2017 KY4 has an estimated equivalent diameter of 22-68 m (i.e. it is
estimated that a spherical object with the same volume would be 22-68 m
in diameter), and an object of this size would be expected to explode in
an airburst (an explosion caused by superheating from friction with the
Earth's atmosphere, which is greater than that caused by simply
falling, due to the orbital momentum of the asteroid) in the atmosphere
between 20 and 3 km above the ground, with only fragmentary material
reaching the Earth's surface.
The calculated orbit of 2017 KY4. Minor Planet Center.
2017 KY4 was discovered on 22 May 2017 (two days after its closest approach to the Earth) by the
University of Arizona's Mt. Lemmon Survey at the Steward Observatory on Mount
Lemmon in the Catalina Mountains north of Tucson. The designation 2017 KY4
implies that the asteroid was the 124th object (object Y4) discovered in the second half of May 2017 (period 2017 K).

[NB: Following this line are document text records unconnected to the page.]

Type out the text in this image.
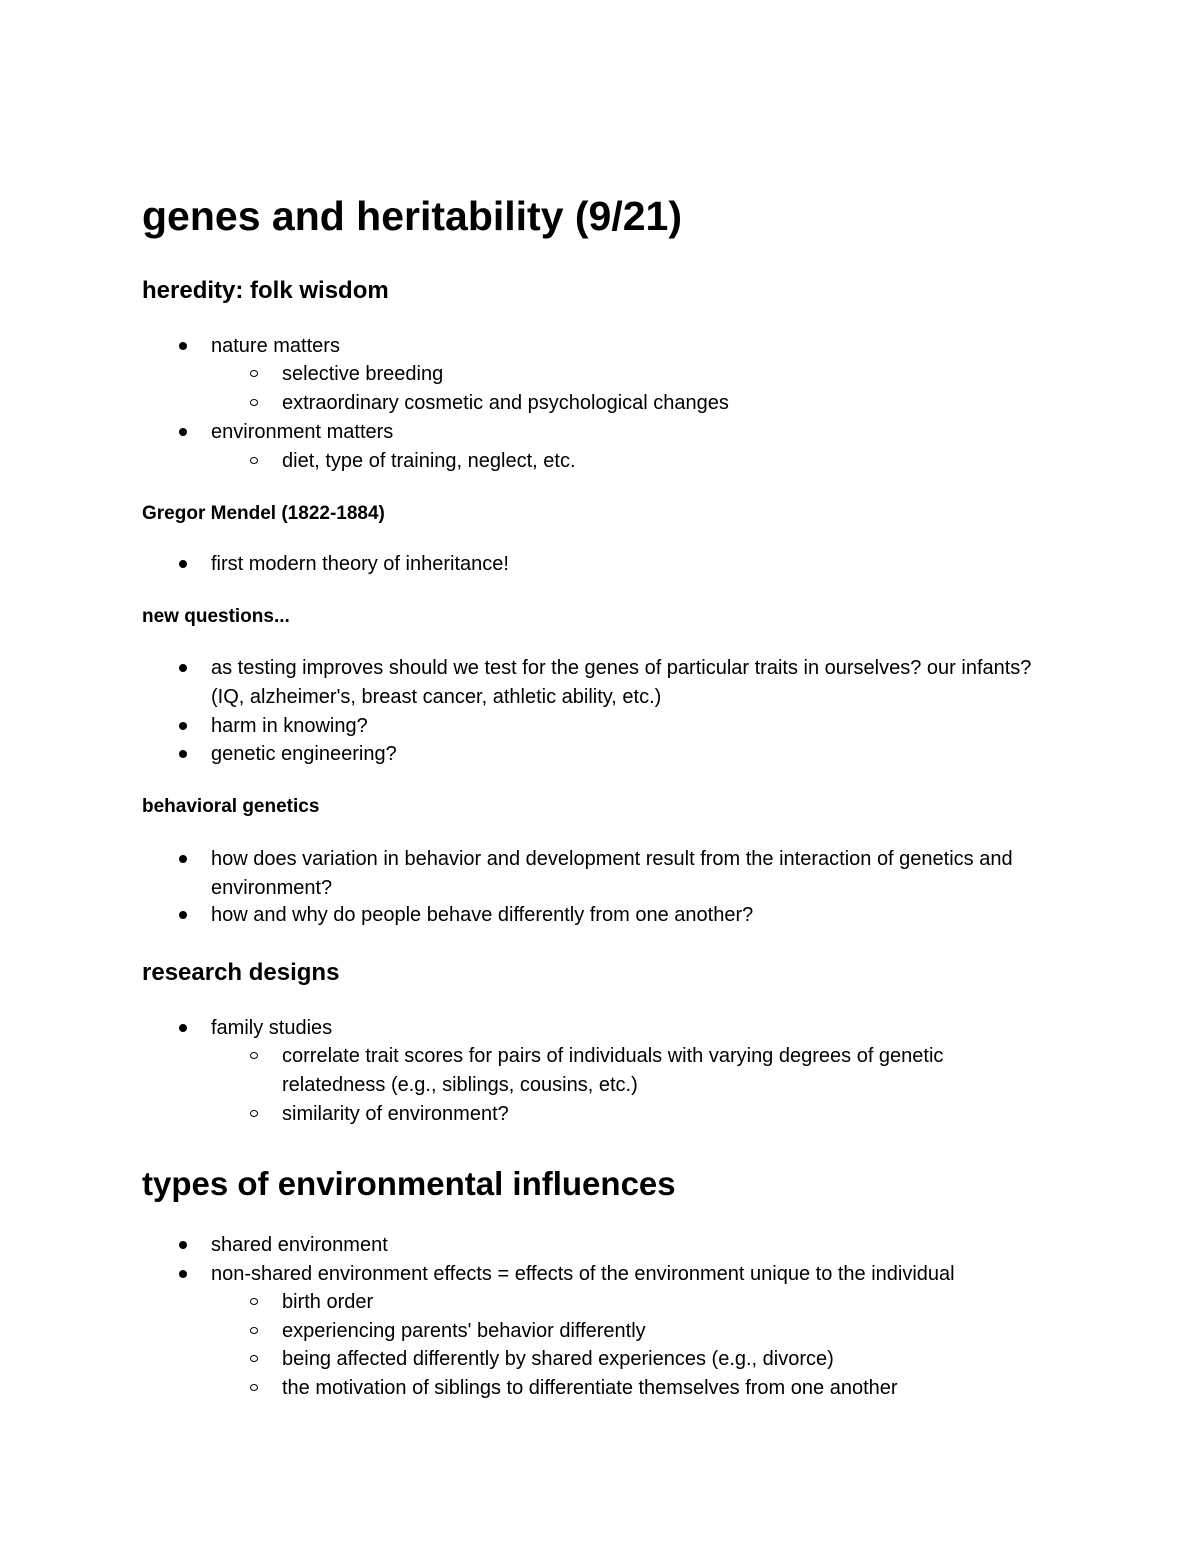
genes and heritability (9/21)
heredity: folk wisdom
nature matters
selective breeding
extraordinary cosmetic and psychological changes
environment matters
diet, type of training, neglect, etc.
Gregor Mendel (1822-1884)
first modern theory of inheritance!
new questions...
as testing improves should we test for the genes of particular traits in ourselves? our infants? (IQ, alzheimer's, breast cancer, athletic ability, etc.)
harm in knowing?
genetic engineering?
behavioral genetics
how does variation in behavior and development result from the interaction of genetics and environment?
how and why do people behave differently from one another?
research designs
family studies
correlate trait scores for pairs of individuals with varying degrees of genetic relatedness (e.g., siblings, cousins, etc.)
similarity of environment?
types of environmental influences
shared environment
non-shared environment effects = effects of the environment unique to the individual
birth order
experiencing parents' behavior differently
being affected differently by shared experiences (e.g., divorce)
the motivation of siblings to differentiate themselves from one another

2017 KY4 has an 406 day orbital period and an eccentric orbit
tilted at an angle of 17.5° to the plane of the Solar System, which
takes it from 1.002 AU from the Sun (i.e. 100.2% of he average distance at
which the Earth orbits the Sun) to 1.15 AU from the Sun (i.e. 115% of the
average distance at which the Earth orbits the Sun). It is therefore
classed as an Amor Group Asteroid (an asteroid which comes close to the
Earth, but which is always outside the Earth's orbit). This means that
close encounters between the asteroid and Earth are fairly common, with
the most recent having occurred in November 2007 next predicted in November this year.